After watching her mother suffer as a result of dementia Brenda Grant made an advanced care directive stating that if she lacked capacity or suffered from certain medical ailments, she should not have treatment to prolong her life. It was reported that Brenda had a fear of being kept alive because she had a fear of going into a nursing home, and didn’t want to be a burden to her family and friends. Specifically she did not want to be artificially fed, however wished that her symptoms be controlled by pain relief medication even though the treatment might shorten her life.
In October 2012, Brenda suffered a stroke that left her unable to walk, talk or swallow. After nearly three months in hospital she was fitted with a tube so she could be fed directly, then discharged into a nursing home.

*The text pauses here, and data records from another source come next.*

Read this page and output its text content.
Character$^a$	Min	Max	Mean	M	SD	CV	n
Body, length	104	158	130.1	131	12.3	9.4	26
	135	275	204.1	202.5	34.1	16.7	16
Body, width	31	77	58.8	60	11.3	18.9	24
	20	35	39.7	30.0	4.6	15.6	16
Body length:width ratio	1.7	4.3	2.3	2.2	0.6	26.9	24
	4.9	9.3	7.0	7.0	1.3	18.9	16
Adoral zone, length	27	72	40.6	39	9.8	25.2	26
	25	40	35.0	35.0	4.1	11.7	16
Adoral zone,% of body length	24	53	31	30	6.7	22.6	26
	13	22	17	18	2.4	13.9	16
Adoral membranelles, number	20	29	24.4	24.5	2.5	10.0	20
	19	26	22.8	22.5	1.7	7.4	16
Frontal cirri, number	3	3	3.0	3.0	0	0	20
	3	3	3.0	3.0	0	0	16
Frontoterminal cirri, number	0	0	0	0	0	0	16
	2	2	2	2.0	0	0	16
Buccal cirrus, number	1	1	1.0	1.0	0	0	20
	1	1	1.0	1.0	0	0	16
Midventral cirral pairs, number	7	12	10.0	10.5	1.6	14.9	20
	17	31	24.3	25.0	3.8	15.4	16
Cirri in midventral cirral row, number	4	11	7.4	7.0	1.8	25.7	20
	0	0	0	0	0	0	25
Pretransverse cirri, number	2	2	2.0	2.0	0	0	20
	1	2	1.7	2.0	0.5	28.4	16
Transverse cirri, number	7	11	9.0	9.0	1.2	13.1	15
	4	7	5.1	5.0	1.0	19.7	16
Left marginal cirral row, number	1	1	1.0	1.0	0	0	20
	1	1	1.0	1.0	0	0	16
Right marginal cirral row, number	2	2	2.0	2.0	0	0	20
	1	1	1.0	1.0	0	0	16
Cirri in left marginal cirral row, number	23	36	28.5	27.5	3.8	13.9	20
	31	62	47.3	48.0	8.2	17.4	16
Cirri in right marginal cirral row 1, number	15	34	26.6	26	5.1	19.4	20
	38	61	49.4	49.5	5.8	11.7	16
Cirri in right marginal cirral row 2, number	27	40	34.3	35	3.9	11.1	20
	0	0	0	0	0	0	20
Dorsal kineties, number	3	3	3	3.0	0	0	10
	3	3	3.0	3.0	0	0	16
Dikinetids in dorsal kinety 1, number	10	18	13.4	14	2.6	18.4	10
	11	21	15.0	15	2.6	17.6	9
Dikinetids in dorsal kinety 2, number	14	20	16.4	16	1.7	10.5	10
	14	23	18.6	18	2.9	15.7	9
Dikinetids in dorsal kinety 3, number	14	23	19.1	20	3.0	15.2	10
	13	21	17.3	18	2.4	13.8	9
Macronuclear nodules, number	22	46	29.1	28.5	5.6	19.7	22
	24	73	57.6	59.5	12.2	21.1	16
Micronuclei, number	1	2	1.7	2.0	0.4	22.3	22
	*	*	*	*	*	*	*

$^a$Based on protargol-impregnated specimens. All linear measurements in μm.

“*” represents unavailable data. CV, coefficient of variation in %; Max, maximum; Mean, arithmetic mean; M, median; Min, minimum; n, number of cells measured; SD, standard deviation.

Once there, Brenda became agitated and tried to pull out the tubes in her arm, prompting staff to put mittens on her hands. The hospital records were fairly extensive and they had had misplaced the document and none of her family knew about it.
Brenda’s GP alerted the family of the existence of the advance care directive prior to her readmission to hospital. Brenda had been artificially fed for a total of 22 months before her tubes were withdrawn. She died a few days later, on the 4th of August 2014.
The family sought legal advice to highlight the case so the same thing did not happen to others. The hospital admitted liability and in an out-of-court settlement agreed to pay damages. It stated that the hospital had “failed to act in accordance with the deceased’s advance directive and failed to store the advance directive in a way that it could easily be noted.”
The hospital introduced new administrative processes and now records the existence of an advanced directive on the front page of a patient’s notes.
Recently Missouri has enacted a new law establishing the Advance Health Care Directives Registry, to safely store advance health care directives online for direct access by authorized health care providers. The law provides for the creation of a registry in order that a confidential document may be submitted electronically by health care providers or licensed attorneys.
It is hoped that having a health care declaration uploaded to the registry will ease the process of caring for patients who are or become incapacitated and allow their loved ones to act quickly and to alleviate the undue burden on them during an already difficult time.
In the US a wife is the most common person named as a health care proxy to make health care decisions for their spouse in the event that they can no longer make those decisions themselves.
In Australia each State and Territory has provision for people to create an Advance Care Directive also referred to as a living will. An Advance Care Directive is a written document enabling a competent adult to nominate the equivalent of a health care proxy, to record preferences for future health and personal care, or both. There is a facility to update the Department of Health My Health Record with information regarding Advance Care Directives.
If you don’t complete an advance care directive a court order might be necessary to appoint an individual to make decisions related to your on going medical treatment, leading to added expense, delay, and effort which can be avoided by your having executed an advance care directive. Importantly you should discuss with your Doctor your wishes regarding health care decisions, and execute advanced care directives accordingly.